На дружбу с Хильдой у Дерека оставалось тем больше свободного времени, чем меньше непрошеной фамильярности проявлял по отношению к нему Бимиш. По той или иной причине отношение Бимиша к нему и остальным членам их маленького домашнего сообщества претерпело решительную перемену. Прежде независимо от собственных неудач он всегда оставался бодрым и веселым или уж как минимум невозмутимым, словно был отгорожен от всех трудностей сознанием собственной значимости. Но во время уитсиских ассизов он чем дальше, тем больше выглядел измученным и загнанным, его состояние достигло такой степени, какую нельзя было объяснить только унижениями, доставляемыми ему шерифом. Он сделался непривычно молчалив и часами в одиночестве сидел у себя в комнате. Дерек подозревал, что он крепко выпивает, но если так, то выпивка теперь не оказывала на него даже отдаленно того же воздействия, какое Дереку однажды довелось наблюдать. У него явно испортился характер. Он не упускал ни малейшего случая снять стружку с Сэвиджа и Грина и несколько раз, выйдя из себя, вступал в желчные пререкания с секретарем выездной сессии суда. Дерек не любил его даже тогда, когда он был нарочито дружелюбен и снисходителен, однако теперь, в его новом обличье, почему-то стал невольно жалеть. Было настолько очевидно, что дурное расположение духа Бимиша является следствием каких-то скрытых несчастий и тревог, что Дереку почти хотелось утешить его или по крайней мере позволить ему излить свои неприятности. Будучи допущен к некоторым потаенным уголкам семейной жизни Хильды и увидев там разочарование и неудовлетворенность, он почувствовал в себе сострадание ко всему миру, и ему было искренне больно видеть этого самоуверенного развязного коротышку в таком плачевном состоянии.
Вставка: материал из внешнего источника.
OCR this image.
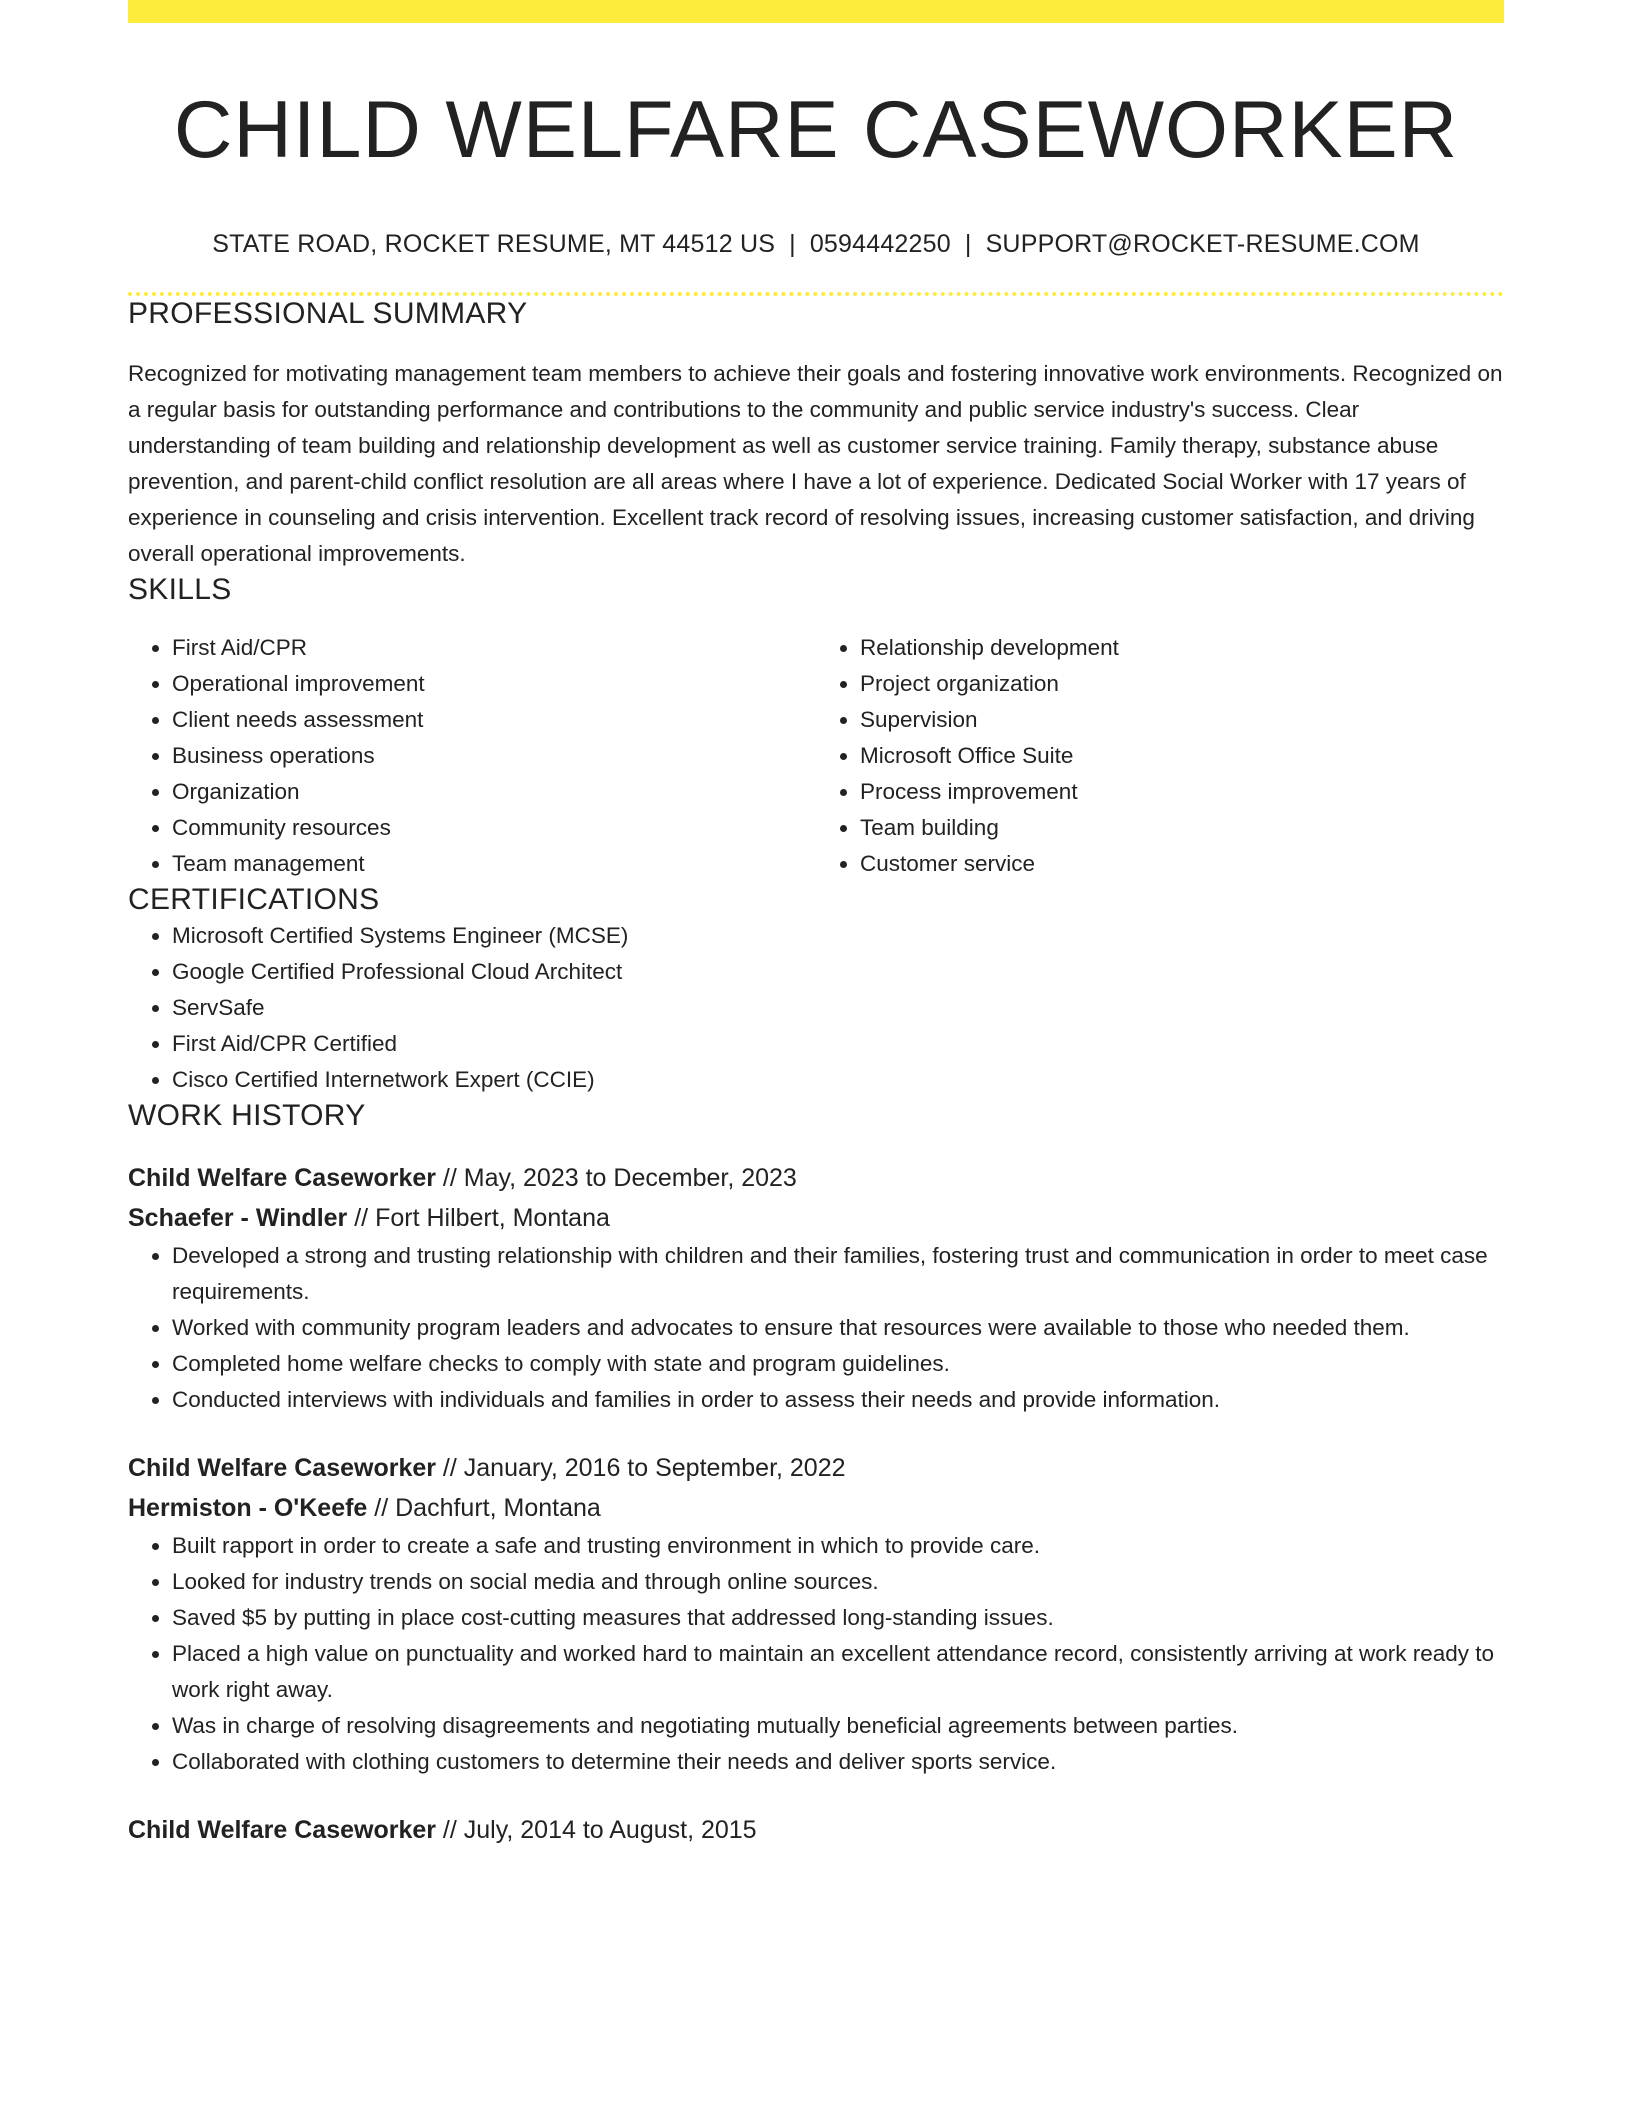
CHILD WELFARE CASEWORKER
STATE ROAD, ROCKET RESUME, MT 44512 US | 0594442250 | SUPPORT@ROCKET-RESUME.COM
PROFESSIONAL SUMMARY
Recognized for motivating management team members to achieve their goals and fostering innovative work environments. Recognized on a regular basis for outstanding performance and contributions to the community and public service industry's success. Clear understanding of team building and relationship development as well as customer service training. Family therapy, substance abuse prevention, and parent-child conflict resolution are all areas where I have a lot of experience. Dedicated Social Worker with 17 years of experience in counseling and crisis intervention. Excellent track record of resolving issues, increasing customer satisfaction, and driving overall operational improvements.
SKILLS
• First Aid/CPR
• Operational improvement
• Client needs assessment
• Business operations
• Organization
• Community resources
• Team management
• Relationship development
• Project organization
• Supervision
• Microsoft Office Suite
• Process improvement
• Team building
• Customer service
CERTIFICATIONS
• Microsoft Certified Systems Engineer (MCSE)
• Google Certified Professional Cloud Architect
• ServSafe
• First Aid/CPR Certified
• Cisco Certified Internetwork Expert (CCIE)
WORK HISTORY
Child Welfare Caseworker // May, 2023 to December, 2023
Schaefer - Windler // Fort Hilbert, Montana
• Developed a strong and trusting relationship with children and their families, fostering trust and communication in order to meet case requirements.
• Worked with community program leaders and advocates to ensure that resources were available to those who needed them.
• Completed home welfare checks to comply with state and program guidelines.
• Conducted interviews with individuals and families in order to assess their needs and provide information.
Child Welfare Caseworker // January, 2016 to September, 2022
Hermiston - O'Keefe // Dachfurt, Montana
• Built rapport in order to create a safe and trusting environment in which to provide care.
• Looked for industry trends on social media and through online sources.
• Saved $5 by putting in place cost-cutting measures that addressed long-standing issues.
• Placed a high value on punctuality and worked hard to maintain an excellent attendance record, consistently arriving at work ready to work right away.
• Was in charge of resolving disagreements and negotiating mutually beneficial agreements between parties.
• Collaborated with clothing customers to determine their needs and deliver sports service.
Child Welfare Caseworker // July, 2014 to August, 2015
Естественно, перемена в поведении Бимиша не прошла и мимо внимания Хильды. Но ее отношение к ней сильно отличалось от отношения Дерека. Для нее Бимиш был просто неприятным человеком, который к обычным своим дурным качествам прибавил теперь еще и постоянно плохое настроение. Такой недостаток милосердия с ее стороны придал Дереку ощущение собственного превосходства, несколько резонерское, но оттого доставляющее не меньше удовлетворения. В общем же растущее осознание маленькой драмы человеческих взаимоотношений, разыгрывавшейся в резиденции, вызывало у Дерека интерес и занимало больше, чем он мог ожидать, и последняя неделя пребывания в Уитси оказалась для него отнюдь не самой скучной за время турне. И тем не менее он мечтал о возвращении в Лондон и освобождении от этой каторги с энтузиазмом школьника, ожидающего каникул.